I really SHOULD remember the skinny kid in the corner, but I have a lousy memory for names, particularly when the faces are missing. I know I never saw him down in the cafeteria. I guess he spent all his spare time hanging around in the science lab, probably talking to guys like Jim Stone.
This must have been the biology classroom because it doesn’t have the sinks and things that were in the chemistry lab.
Grading chart
The picture is not quite sharp, so I had a hard time making out the grading chart on the blackboard. Here’s what it looked like, as close as I could figure: E – 99 to 100; E-minus – 95 to 97; S-plus – 92 to 94. It was too fuzzy to see the rest, except that I think 70 would get you in the M range and 30 to 31 would win an I-minus. Anything below 26 was an F. Click on the photo to make it larger. Maybe you have better eyes.
I don’t know if Central still uses the E-S-M-I-F grading scale or if they’ve gone to the more common A-B-C-D-E-F grades.

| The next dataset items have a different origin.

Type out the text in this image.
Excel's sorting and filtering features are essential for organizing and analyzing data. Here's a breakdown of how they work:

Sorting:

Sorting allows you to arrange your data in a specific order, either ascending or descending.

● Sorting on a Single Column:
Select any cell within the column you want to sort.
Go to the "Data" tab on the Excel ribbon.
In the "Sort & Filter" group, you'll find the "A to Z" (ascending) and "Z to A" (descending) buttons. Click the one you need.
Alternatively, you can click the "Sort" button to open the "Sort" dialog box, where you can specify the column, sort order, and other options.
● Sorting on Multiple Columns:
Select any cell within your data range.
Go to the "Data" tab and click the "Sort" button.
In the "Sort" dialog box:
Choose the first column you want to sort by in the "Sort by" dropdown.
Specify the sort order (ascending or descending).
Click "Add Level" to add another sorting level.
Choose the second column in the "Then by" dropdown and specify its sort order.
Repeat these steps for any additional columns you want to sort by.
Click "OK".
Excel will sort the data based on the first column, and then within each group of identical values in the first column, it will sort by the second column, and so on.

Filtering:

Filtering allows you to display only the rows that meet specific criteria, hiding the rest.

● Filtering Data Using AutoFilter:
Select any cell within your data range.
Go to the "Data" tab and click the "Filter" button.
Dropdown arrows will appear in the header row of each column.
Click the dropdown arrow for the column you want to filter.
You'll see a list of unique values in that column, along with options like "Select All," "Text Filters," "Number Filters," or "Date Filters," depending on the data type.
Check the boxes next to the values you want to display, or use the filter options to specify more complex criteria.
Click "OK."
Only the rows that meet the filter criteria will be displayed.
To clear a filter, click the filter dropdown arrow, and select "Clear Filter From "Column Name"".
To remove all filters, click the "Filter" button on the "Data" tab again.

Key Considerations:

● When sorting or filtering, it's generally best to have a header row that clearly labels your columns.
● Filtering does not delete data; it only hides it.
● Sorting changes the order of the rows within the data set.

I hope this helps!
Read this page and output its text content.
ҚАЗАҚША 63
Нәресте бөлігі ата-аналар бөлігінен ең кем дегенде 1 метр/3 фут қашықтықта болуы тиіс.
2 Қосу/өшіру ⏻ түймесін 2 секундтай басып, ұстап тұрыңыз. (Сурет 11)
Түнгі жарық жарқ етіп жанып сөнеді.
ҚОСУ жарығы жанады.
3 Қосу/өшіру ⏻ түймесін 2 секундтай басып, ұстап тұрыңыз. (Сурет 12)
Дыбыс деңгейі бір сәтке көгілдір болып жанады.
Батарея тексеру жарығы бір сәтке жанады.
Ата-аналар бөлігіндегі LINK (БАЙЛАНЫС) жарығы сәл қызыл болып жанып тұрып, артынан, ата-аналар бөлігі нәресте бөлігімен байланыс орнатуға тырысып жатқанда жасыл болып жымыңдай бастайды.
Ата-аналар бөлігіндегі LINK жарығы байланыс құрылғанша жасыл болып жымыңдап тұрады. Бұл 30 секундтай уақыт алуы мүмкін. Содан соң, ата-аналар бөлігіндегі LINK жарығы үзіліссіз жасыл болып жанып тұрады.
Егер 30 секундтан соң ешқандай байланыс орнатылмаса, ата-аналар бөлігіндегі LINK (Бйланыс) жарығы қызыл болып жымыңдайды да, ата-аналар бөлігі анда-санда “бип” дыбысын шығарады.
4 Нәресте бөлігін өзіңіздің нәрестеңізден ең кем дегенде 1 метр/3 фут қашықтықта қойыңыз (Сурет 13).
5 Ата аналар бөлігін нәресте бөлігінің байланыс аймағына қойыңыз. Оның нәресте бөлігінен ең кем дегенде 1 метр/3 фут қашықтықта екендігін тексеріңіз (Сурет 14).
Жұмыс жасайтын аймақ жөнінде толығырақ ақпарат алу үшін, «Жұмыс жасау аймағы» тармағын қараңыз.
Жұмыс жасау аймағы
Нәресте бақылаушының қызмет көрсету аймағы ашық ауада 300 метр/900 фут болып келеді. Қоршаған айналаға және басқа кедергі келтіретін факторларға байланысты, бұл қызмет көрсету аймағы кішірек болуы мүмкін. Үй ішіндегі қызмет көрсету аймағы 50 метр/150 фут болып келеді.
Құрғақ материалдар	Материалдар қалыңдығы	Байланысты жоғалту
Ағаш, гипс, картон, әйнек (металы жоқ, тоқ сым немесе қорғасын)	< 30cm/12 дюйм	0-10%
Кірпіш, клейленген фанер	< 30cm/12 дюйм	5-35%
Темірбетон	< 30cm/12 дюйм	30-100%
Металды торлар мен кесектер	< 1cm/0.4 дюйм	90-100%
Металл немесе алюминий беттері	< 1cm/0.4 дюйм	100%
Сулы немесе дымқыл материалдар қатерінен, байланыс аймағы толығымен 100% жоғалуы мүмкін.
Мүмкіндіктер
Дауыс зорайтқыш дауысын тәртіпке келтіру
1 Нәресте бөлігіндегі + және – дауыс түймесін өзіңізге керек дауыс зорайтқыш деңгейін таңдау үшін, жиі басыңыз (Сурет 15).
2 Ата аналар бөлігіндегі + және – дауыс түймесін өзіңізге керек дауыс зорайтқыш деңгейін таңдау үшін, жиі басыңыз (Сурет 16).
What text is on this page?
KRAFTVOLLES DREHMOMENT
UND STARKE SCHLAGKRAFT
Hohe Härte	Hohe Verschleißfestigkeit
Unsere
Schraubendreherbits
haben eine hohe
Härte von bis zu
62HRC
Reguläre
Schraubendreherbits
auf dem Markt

I DO remember well those flying saucer light fixtures, mainly from looking up at them to avoid eye contact with the teacher who was looking for a student to answer a question.
Yep, that’s the biology classroom for sure, blackboard on the west wall, windows on the south, at the end of the hallway past the darkroom, on the left. I can see Ryland Myer and Howard Bock at the front even now.
I could see this guy didn’t have much in the way of brains when I went to CHS ’58-’61, so I’m not surprised that he was still repeating class when you were there.
teachers would often rank the results of the tests…those test scores look like 50 was total possible, so the higher end scores were in the 40s.